IR Profile: Ardian’s Edouard Boscher
The Drawdown speaks to Edouard Boscher, Head of Investor Relations at Ardian to discover the techniques for handling such a complex operation
The Drawdown (TDD):Having been hugely successful in recent fundraises, how do you structure the IR team?
Edouard Boscher (EB): We now have 40 people in the investor relations team, which we have structured around local offices so that team members can be close to investors. We have more than 500 clients so it is a big task to ensure those relationships are being properly managed, and new relationships are being formed. Client services is very important to us and we need to ensure we have the right level of service.
When we are fundraising, the local office approach is also important, though we need to have the appropriate support in place. For example, if we’re selling a European Fund out of New York, we need to ensure there are people in Europe to give support to the US team.
TDD: Ardian completed its spinout from Axa in 2013 and AUM has almost doubled (from $36bn to more than $60bn) what has been the main driver of this growth?
EB: Since the spinout we have come back to the market regularly with larger funds, and sooner than expected.
A large factor in our growth has been launching new activities, including real estate, which, previously under Axa we were not able to pursue. It has been a long process to set up this part of the business: we needed to bring in the right people, and technically it was a first time fund, which investors can be averse to, so there was a lot of work around marketing and structuring the fund.
We also recently launched a $500m direct investment fund in the US, where we previously only had fund-of-fund activity.
TDD: How are you responding to the increasing demands of new investors?
EB: We hold regular meetings with investors so they can understand our processes, and understand where our performance is coming from by digging into our track record.
More recently, we’ve seen investors using specialist consultants for operational due diligence, people analysing risk and compliance, and wanting to see the entire process. Given our size, we are fortunate to have 11 people in the company dedicated to compliance and risk to manage these sorts of demands.

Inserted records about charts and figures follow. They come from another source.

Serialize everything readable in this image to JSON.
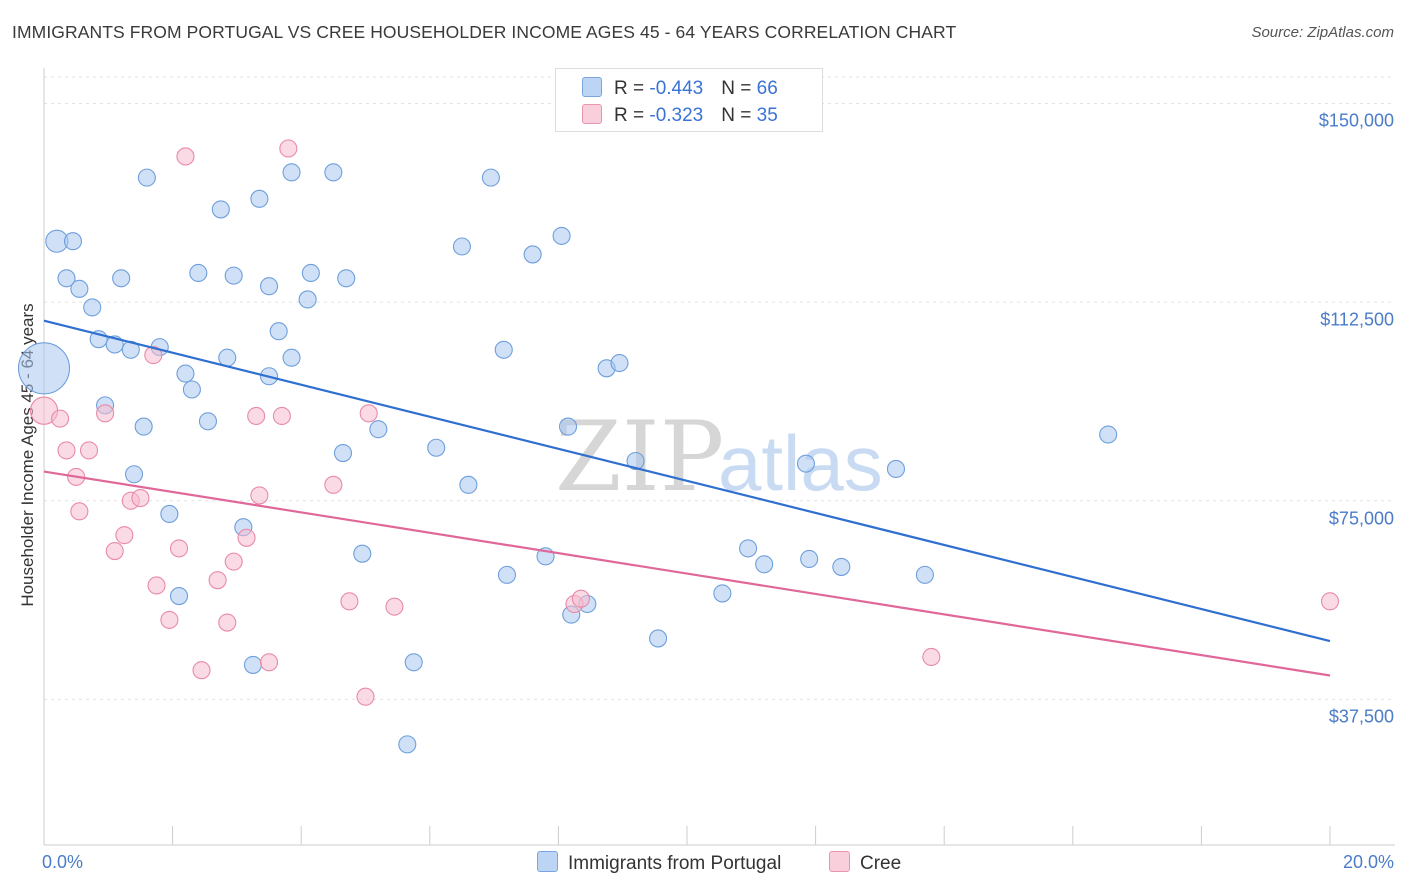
{
  "header": {
    "title": "IMMIGRANTS FROM PORTUGAL VS CREE HOUSEHOLDER INCOME AGES 45 - 64 YEARS CORRELATION CHART",
    "source": "Source: ZipAtlas.com"
  },
  "watermark": {
    "zip": "ZIP",
    "atlas": "atlas"
  },
  "legend": {
    "rows": [
      {
        "r_label": "R = ",
        "r_value": "-0.443",
        "n_label": "N = ",
        "n_value": "66"
      },
      {
        "r_label": "R = ",
        "r_value": "-0.323",
        "n_label": "N = ",
        "n_value": "35"
      }
    ]
  },
  "colors": {
    "blue_fill": "#a9c8f0",
    "blue_stroke": "#6e9fdc",
    "blue_line": "#2f6fcf",
    "pink_fill": "#f6bccd",
    "pink_stroke": "#e98aa8",
    "pink_line": "#e0679a",
    "tick_text": "#4a7cc9",
    "grid": "#e2e2e2"
  },
  "chart_data": {
    "type": "scatter",
    "title": "IMMIGRANTS FROM PORTUGAL VS CREE HOUSEHOLDER INCOME AGES 45 - 64 YEARS CORRELATION CHART",
    "xlabel": "",
    "ylabel": "Householder Income Ages 45 - 64 years",
    "xlim": [
      0,
      20
    ],
    "ylim": [
      10000,
      155000
    ],
    "x_tick_labels": [
      "0.0%",
      "20.0%"
    ],
    "y_ticks": [
      37500,
      75000,
      112500,
      150000
    ],
    "y_tick_labels": [
      "$37,500",
      "$75,000",
      "$112,500",
      "$150,000"
    ],
    "grid": true,
    "legend_position": "top-center",
    "series": [
      {
        "name": "Immigrants from Portugal",
        "color": "#a9c8f0",
        "trend": {
          "x": [
            0,
            20
          ],
          "y": [
            109000,
            48500
          ]
        },
        "points": [
          [
            0.0,
            100000,
            3
          ],
          [
            0.2,
            124000,
            1.3
          ],
          [
            0.45,
            124000,
            1
          ],
          [
            0.35,
            117000,
            1
          ],
          [
            0.55,
            115000,
            1
          ],
          [
            0.75,
            111500,
            1
          ],
          [
            0.85,
            105500,
            1
          ],
          [
            1.1,
            104500,
            1
          ],
          [
            1.2,
            117000,
            1
          ],
          [
            0.95,
            93000,
            1
          ],
          [
            1.35,
            103500,
            1
          ],
          [
            1.55,
            89000,
            1
          ],
          [
            1.8,
            104000,
            1
          ],
          [
            1.4,
            80000,
            1
          ],
          [
            1.6,
            136000,
            1
          ],
          [
            1.95,
            72500,
            1
          ],
          [
            2.1,
            57000,
            1
          ],
          [
            2.2,
            99000,
            1
          ],
          [
            2.3,
            96000,
            1
          ],
          [
            2.4,
            118000,
            1
          ],
          [
            2.55,
            90000,
            1
          ],
          [
            2.75,
            130000,
            1
          ],
          [
            2.85,
            102000,
            1
          ],
          [
            2.95,
            117500,
            1
          ],
          [
            3.1,
            70000,
            1
          ],
          [
            3.35,
            132000,
            1
          ],
          [
            3.5,
            115500,
            1
          ],
          [
            3.5,
            98500,
            1
          ],
          [
            3.65,
            107000,
            1
          ],
          [
            3.85,
            102000,
            1
          ],
          [
            3.85,
            137000,
            1
          ],
          [
            4.1,
            113000,
            1
          ],
          [
            4.15,
            118000,
            1
          ],
          [
            4.5,
            137000,
            1
          ],
          [
            4.65,
            84000,
            1
          ],
          [
            4.7,
            117000,
            1
          ],
          [
            4.95,
            65000,
            1
          ],
          [
            5.2,
            88500,
            1
          ],
          [
            3.25,
            44000,
            1
          ],
          [
            5.65,
            29000,
            1
          ],
          [
            5.75,
            44500,
            1
          ],
          [
            6.1,
            85000,
            1
          ],
          [
            6.5,
            123000,
            1
          ],
          [
            6.6,
            78000,
            1
          ],
          [
            6.95,
            136000,
            1
          ],
          [
            7.15,
            103500,
            1
          ],
          [
            7.2,
            61000,
            1
          ],
          [
            7.6,
            121500,
            1
          ],
          [
            7.8,
            64500,
            1
          ],
          [
            8.05,
            125000,
            1
          ],
          [
            8.15,
            89000,
            1
          ],
          [
            8.2,
            53500,
            1
          ],
          [
            8.45,
            55500,
            1
          ],
          [
            8.75,
            100000,
            1
          ],
          [
            8.95,
            101000,
            1
          ],
          [
            9.2,
            82500,
            1
          ],
          [
            9.55,
            49000,
            1
          ],
          [
            10.55,
            57500,
            1
          ],
          [
            10.95,
            66000,
            1
          ],
          [
            11.2,
            63000,
            1
          ],
          [
            11.85,
            82000,
            1
          ],
          [
            11.9,
            64000,
            1
          ],
          [
            12.4,
            62500,
            1
          ],
          [
            13.25,
            81000,
            1
          ],
          [
            13.7,
            61000,
            1
          ],
          [
            16.55,
            87500,
            1
          ]
        ]
      },
      {
        "name": "Cree",
        "color": "#f6bccd",
        "trend": {
          "x": [
            0,
            20
          ],
          "y": [
            80500,
            42000
          ]
        },
        "points": [
          [
            0.0,
            92000,
            1.6
          ],
          [
            0.25,
            90500,
            1
          ],
          [
            0.35,
            84500,
            1
          ],
          [
            0.55,
            73000,
            1
          ],
          [
            0.5,
            79500,
            1
          ],
          [
            0.7,
            84500,
            1
          ],
          [
            0.95,
            91500,
            1
          ],
          [
            1.1,
            65500,
            1
          ],
          [
            1.25,
            68500,
            1
          ],
          [
            1.35,
            75000,
            1
          ],
          [
            1.5,
            75500,
            1
          ],
          [
            1.7,
            102500,
            1
          ],
          [
            1.75,
            59000,
            1
          ],
          [
            1.95,
            52500,
            1
          ],
          [
            2.1,
            66000,
            1
          ],
          [
            2.2,
            140000,
            1
          ],
          [
            2.45,
            43000,
            1
          ],
          [
            2.7,
            60000,
            1
          ],
          [
            2.85,
            52000,
            1
          ],
          [
            2.95,
            63500,
            1
          ],
          [
            3.15,
            68000,
            1
          ],
          [
            3.3,
            91000,
            1
          ],
          [
            3.35,
            76000,
            1
          ],
          [
            3.5,
            44500,
            1
          ],
          [
            3.7,
            91000,
            1
          ],
          [
            3.8,
            141500,
            1
          ],
          [
            4.5,
            78000,
            1
          ],
          [
            4.75,
            56000,
            1
          ],
          [
            5.0,
            38000,
            1
          ],
          [
            5.05,
            91500,
            1
          ],
          [
            5.45,
            55000,
            1
          ],
          [
            8.25,
            55500,
            1
          ],
          [
            8.35,
            56500,
            1
          ],
          [
            13.8,
            45500,
            1
          ],
          [
            20.0,
            56000,
            1
          ]
        ]
      }
    ]
  }
}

TDD: How are you handling increased regulations around fundraising?
EB: From first meeting investors to committing to the fund it is a long process. The due diligence process take a couple of months, then there are the legal negotiations and the final stage is the subscription process, where the subscription document can be more than 90 pages.
For individual investors it is a huge task for them to work through all of the legal documents, such as the Know Your Customer (KYC) forms. Prior to meeting investors we have a fiduciary responsibility to ensure we are marketing to the appropriate investors and that the product and its size are suitable for their ability.

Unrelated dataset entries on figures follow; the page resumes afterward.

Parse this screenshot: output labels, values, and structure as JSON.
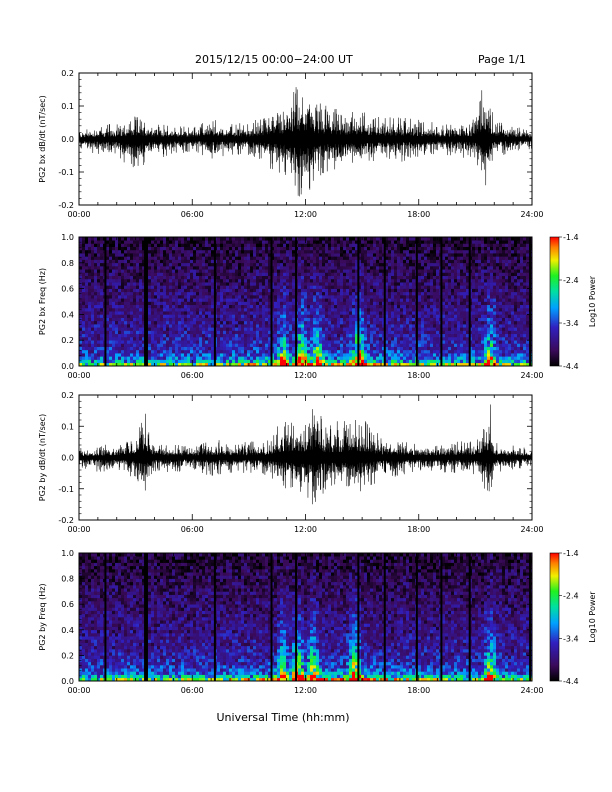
{
  "header": {
    "title": "2015/12/15  00:00−24:00 UT",
    "page": "Page 1/1"
  },
  "chart_data": [
    {
      "type": "line",
      "panel": "bx-waveform",
      "ylabel": "PG2 bx dB/dt (nT/sec)",
      "xlim_hours": [
        0,
        24
      ],
      "ylim": [
        -0.2,
        0.2
      ],
      "xticks": [
        "00:00",
        "06:00",
        "12:00",
        "18:00",
        "24:00"
      ],
      "yticks": [
        "-0.2",
        "-0.1",
        "0.0",
        "0.1",
        "0.2"
      ],
      "series": [
        {
          "x_hours": [
            0,
            1,
            2,
            3,
            4,
            5,
            6,
            7,
            8,
            9,
            10,
            10.5,
            11,
            11.5,
            12,
            12.5,
            13,
            14,
            15,
            16,
            17,
            18,
            19,
            20,
            21,
            21.5,
            22,
            23,
            24
          ],
          "envelope_max": [
            0.03,
            0.04,
            0.05,
            0.07,
            0.05,
            0.04,
            0.04,
            0.06,
            0.05,
            0.05,
            0.08,
            0.12,
            0.1,
            0.17,
            0.17,
            0.12,
            0.11,
            0.09,
            0.09,
            0.07,
            0.07,
            0.06,
            0.05,
            0.05,
            0.06,
            0.19,
            0.06,
            0.04,
            0.03
          ],
          "envelope_min": [
            -0.03,
            -0.05,
            -0.06,
            -0.1,
            -0.06,
            -0.05,
            -0.04,
            -0.06,
            -0.05,
            -0.05,
            -0.09,
            -0.1,
            -0.12,
            -0.18,
            -0.19,
            -0.12,
            -0.11,
            -0.09,
            -0.09,
            -0.07,
            -0.07,
            -0.06,
            -0.05,
            -0.05,
            -0.07,
            -0.2,
            -0.06,
            -0.04,
            -0.03
          ]
        }
      ]
    },
    {
      "type": "heatmap",
      "panel": "bx-spectrogram",
      "ylabel": "PG2 bx Freq (Hz)",
      "xlim_hours": [
        0,
        24
      ],
      "ylim": [
        0.0,
        1.0
      ],
      "xticks": [
        "00:00",
        "06:00",
        "12:00",
        "18:00",
        "24:00"
      ],
      "yticks": [
        "0.0",
        "0.2",
        "0.4",
        "0.6",
        "0.8",
        "1.0"
      ],
      "colorbar": {
        "label": "Log10 Power",
        "range": [
          -4.4,
          -1.4
        ],
        "ticks": [
          "-1.4",
          "-2.4",
          "-3.4",
          "-4.4"
        ]
      },
      "gap_hours": [
        1.4,
        3.5,
        3.6,
        7.2,
        10.2,
        11.5,
        14.8,
        16.2,
        17.9,
        19.2,
        20.7,
        23.9
      ],
      "bursts": [
        {
          "center_hours": 10.8,
          "level": 0.55
        },
        {
          "center_hours": 11.8,
          "level": 0.7
        },
        {
          "center_hours": 12.6,
          "level": 0.6
        },
        {
          "center_hours": 14.8,
          "level": 0.75
        },
        {
          "center_hours": 21.8,
          "level": 0.6
        }
      ]
    },
    {
      "type": "line",
      "panel": "by-waveform",
      "ylabel": "PG2 by dB/dt (nT/sec)",
      "xlim_hours": [
        0,
        24
      ],
      "ylim": [
        -0.2,
        0.2
      ],
      "xticks": [
        "00:00",
        "06:00",
        "12:00",
        "18:00",
        "24:00"
      ],
      "yticks": [
        "-0.2",
        "-0.1",
        "0.0",
        "0.1",
        "0.2"
      ],
      "series": [
        {
          "x_hours": [
            0,
            1,
            2,
            3,
            3.5,
            4,
            5,
            6,
            7,
            8,
            9,
            10,
            10.5,
            11,
            11.5,
            12,
            12.5,
            13,
            14,
            15,
            16,
            17,
            18,
            19,
            20,
            21,
            21.8,
            22,
            23,
            24
          ],
          "envelope_max": [
            0.03,
            0.04,
            0.05,
            0.07,
            0.16,
            0.05,
            0.04,
            0.04,
            0.06,
            0.05,
            0.05,
            0.06,
            0.1,
            0.12,
            0.15,
            0.12,
            0.18,
            0.11,
            0.12,
            0.13,
            0.07,
            0.06,
            0.05,
            0.05,
            0.05,
            0.06,
            0.17,
            0.05,
            0.04,
            0.03
          ],
          "envelope_min": [
            -0.03,
            -0.05,
            -0.05,
            -0.07,
            -0.14,
            -0.05,
            -0.05,
            -0.04,
            -0.06,
            -0.05,
            -0.05,
            -0.06,
            -0.1,
            -0.1,
            -0.12,
            -0.12,
            -0.18,
            -0.11,
            -0.12,
            -0.11,
            -0.07,
            -0.06,
            -0.05,
            -0.05,
            -0.05,
            -0.06,
            -0.14,
            -0.05,
            -0.04,
            -0.03
          ]
        }
      ]
    },
    {
      "type": "heatmap",
      "panel": "by-spectrogram",
      "ylabel": "PG2 by Freq (Hz)",
      "xlim_hours": [
        0,
        24
      ],
      "ylim": [
        0.0,
        1.0
      ],
      "xticks": [
        "00:00",
        "06:00",
        "12:00",
        "18:00",
        "24:00"
      ],
      "yticks": [
        "0.0",
        "0.2",
        "0.4",
        "0.6",
        "0.8",
        "1.0"
      ],
      "colorbar": {
        "label": "Log10 Power",
        "range": [
          -4.4,
          -1.4
        ],
        "ticks": [
          "-1.4",
          "-2.4",
          "-3.4",
          "-4.4"
        ]
      },
      "gap_hours": [
        1.4,
        3.5,
        3.6,
        7.2,
        10.2,
        11.5,
        14.8,
        16.2,
        17.9,
        19.2,
        20.7,
        23.9
      ],
      "bursts": [
        {
          "center_hours": 10.8,
          "level": 0.6
        },
        {
          "center_hours": 11.6,
          "level": 0.75
        },
        {
          "center_hours": 12.4,
          "level": 0.65
        },
        {
          "center_hours": 14.6,
          "level": 0.8
        },
        {
          "center_hours": 21.8,
          "level": 0.65
        }
      ]
    }
  ],
  "xlabel": "Universal Time (hh:mm)"
}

For institutional investors the risk is limited, but for individuals not classed as sophisticated investors we have to ask questions about their wealth; we have to understand how it has been accumulated. There is a lot of analysis and it is a very complex process.
We also have to be aware of how we work with investors. We archive all emails and correspondence so that it cannot be tampered with, so that it is stored correctly and is compliant.
TDD: How does technology help you in dealing with the various investor and regulatory demands?
EB: Technology is key. We are constantly looking at what is available and how we can improve, both internal and external tools.
We use various tools to support investor due diligence; to help in storing all investor questions and answers. This improves the team’s productivity when new questions come through.
For the marketing team, we recently added new software which automatically updates our PowerPoint presentations, as several marketing documents need updating every month to ensure the correct numbers are there.
CRM is very important, so it is vital we have a powerful tool for storing information. And for reporting we have the Ardian portal so that investors can access information when they need to.
It is very important that we continue to invest in tools and reporting. We are currently carrying out an IT ramp-up project.
TDD: Given Ardian’s range of funds, how do you handle the complexities of reporting across different investors and varying exposures?
EB: For investors invested over several funds we provide unique reports to show their position and exposure. We supply more information, such as cashflow reporting tools, so that investors can fully understand.
Unlike a listed fund where an investor has exposure on day one, it takes much longer for private equity capital to be put to work. And, whatever commitment an investor makes to a fund, given the lumpiness of deploying capital, an LP rarely has all its investment at work, making it very difficult to show an investor’s exposure. We have developed cashflow projection tools to provide a visual map of exposure.
Communication is key, whether we are performing above or below expectations, it needs to be recognised as soon as possible and then we can adapt to the new situation. That creates trust, which means people continue to support us.